Anti-Corruption Agency - Legal Framework and Gaps in Practice
On March 18, the Democracy Research Institute presented a report “Anti-Corruption Agency - Legal Framework and Gaps in Practice”.
The main purpose of the study was to explore the activities of the structural subdivision of the State Security Service - the Anti-Corruption Agency and to establish whether the cases investigated by the Agency were related to state security. The study was focused on the investigation of cases inconsistent with the work direction of the Service and the duplication of competencies between different agencies.
According to the main findings of the study, the Anti-Corruption Agency of the State Security Service is an inefficient agency and its activities do not correspond to the work directions of the State Security Service. Despite the fact that the Anti-Corruption Agency has three times higher funding than the investigative unit of the Georgian Prosecutor's Office, the Agency launches investigations into a much smaller number of cases. The cases investigated by the State Security Service and other anti-corruption investigative agencies are identical in terms of the prosecution of officials, public danger of the cases investigated and the qualitative indicator, which shows that corruption crimes should not remain under the investigative jurisdiction of the State Security Service.

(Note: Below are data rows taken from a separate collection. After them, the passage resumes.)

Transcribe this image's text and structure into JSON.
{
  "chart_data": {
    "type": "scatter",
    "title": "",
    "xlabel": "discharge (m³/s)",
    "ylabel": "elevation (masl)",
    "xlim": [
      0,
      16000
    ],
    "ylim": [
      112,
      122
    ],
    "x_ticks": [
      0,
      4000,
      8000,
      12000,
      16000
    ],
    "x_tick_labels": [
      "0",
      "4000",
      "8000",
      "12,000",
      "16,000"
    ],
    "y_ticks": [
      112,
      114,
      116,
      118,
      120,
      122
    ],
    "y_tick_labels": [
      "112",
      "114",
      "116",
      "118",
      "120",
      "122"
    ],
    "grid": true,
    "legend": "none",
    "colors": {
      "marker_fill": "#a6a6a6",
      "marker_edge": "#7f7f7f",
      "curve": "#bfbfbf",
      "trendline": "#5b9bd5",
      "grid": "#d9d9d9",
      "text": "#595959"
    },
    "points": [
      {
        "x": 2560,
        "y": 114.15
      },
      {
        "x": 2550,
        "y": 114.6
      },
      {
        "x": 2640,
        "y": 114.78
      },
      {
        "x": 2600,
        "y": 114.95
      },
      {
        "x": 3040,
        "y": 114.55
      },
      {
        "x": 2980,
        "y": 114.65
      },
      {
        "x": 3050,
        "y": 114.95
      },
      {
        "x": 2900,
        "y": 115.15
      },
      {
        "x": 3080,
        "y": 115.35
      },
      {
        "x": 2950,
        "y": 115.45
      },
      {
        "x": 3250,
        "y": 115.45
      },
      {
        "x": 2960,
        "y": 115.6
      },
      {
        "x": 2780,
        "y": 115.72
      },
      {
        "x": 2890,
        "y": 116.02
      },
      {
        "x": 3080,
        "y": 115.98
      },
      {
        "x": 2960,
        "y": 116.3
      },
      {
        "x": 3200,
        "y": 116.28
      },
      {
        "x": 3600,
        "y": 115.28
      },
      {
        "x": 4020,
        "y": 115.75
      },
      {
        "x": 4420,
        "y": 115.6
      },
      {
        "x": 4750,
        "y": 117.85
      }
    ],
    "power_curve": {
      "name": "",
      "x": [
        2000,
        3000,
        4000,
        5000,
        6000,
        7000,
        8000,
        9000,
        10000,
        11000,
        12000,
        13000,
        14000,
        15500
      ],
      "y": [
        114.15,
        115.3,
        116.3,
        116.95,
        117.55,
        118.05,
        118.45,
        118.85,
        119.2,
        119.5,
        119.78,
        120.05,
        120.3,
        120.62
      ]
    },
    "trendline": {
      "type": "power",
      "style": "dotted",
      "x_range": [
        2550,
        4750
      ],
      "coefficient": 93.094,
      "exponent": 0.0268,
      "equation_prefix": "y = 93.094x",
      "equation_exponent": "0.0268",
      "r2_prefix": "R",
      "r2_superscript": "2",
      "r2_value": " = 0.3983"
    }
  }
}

According to the standards and recommendations of international organizations, an anti-corruption agency should be an independent, apolitical body and should have a high degree of accountability, transparency and openness. Duplication of investigative competencies, weakness in the fight against high-level corruption, problem with the independence of the State Security Service, high quality of secrecy of its activities and practical lack of oversight mechanisms over such activities result in the non-compliance of the Anti-Corruption Agency of the State Security Service with international standards.

The organization recommends the following:
  • To completely deprive the State Security Service of its investigative powers (especially relating to corruption crimes); the Parliament of Georgia to continue working on the establishment of an independent anti-corruption investigation mechanism
  • Prior to implementing the proposed changes, the Democracy Research Institute believes that it is necessary for the State Security Service to limit itself to investigating only actions that actually pose a risk to the security and interests of the State.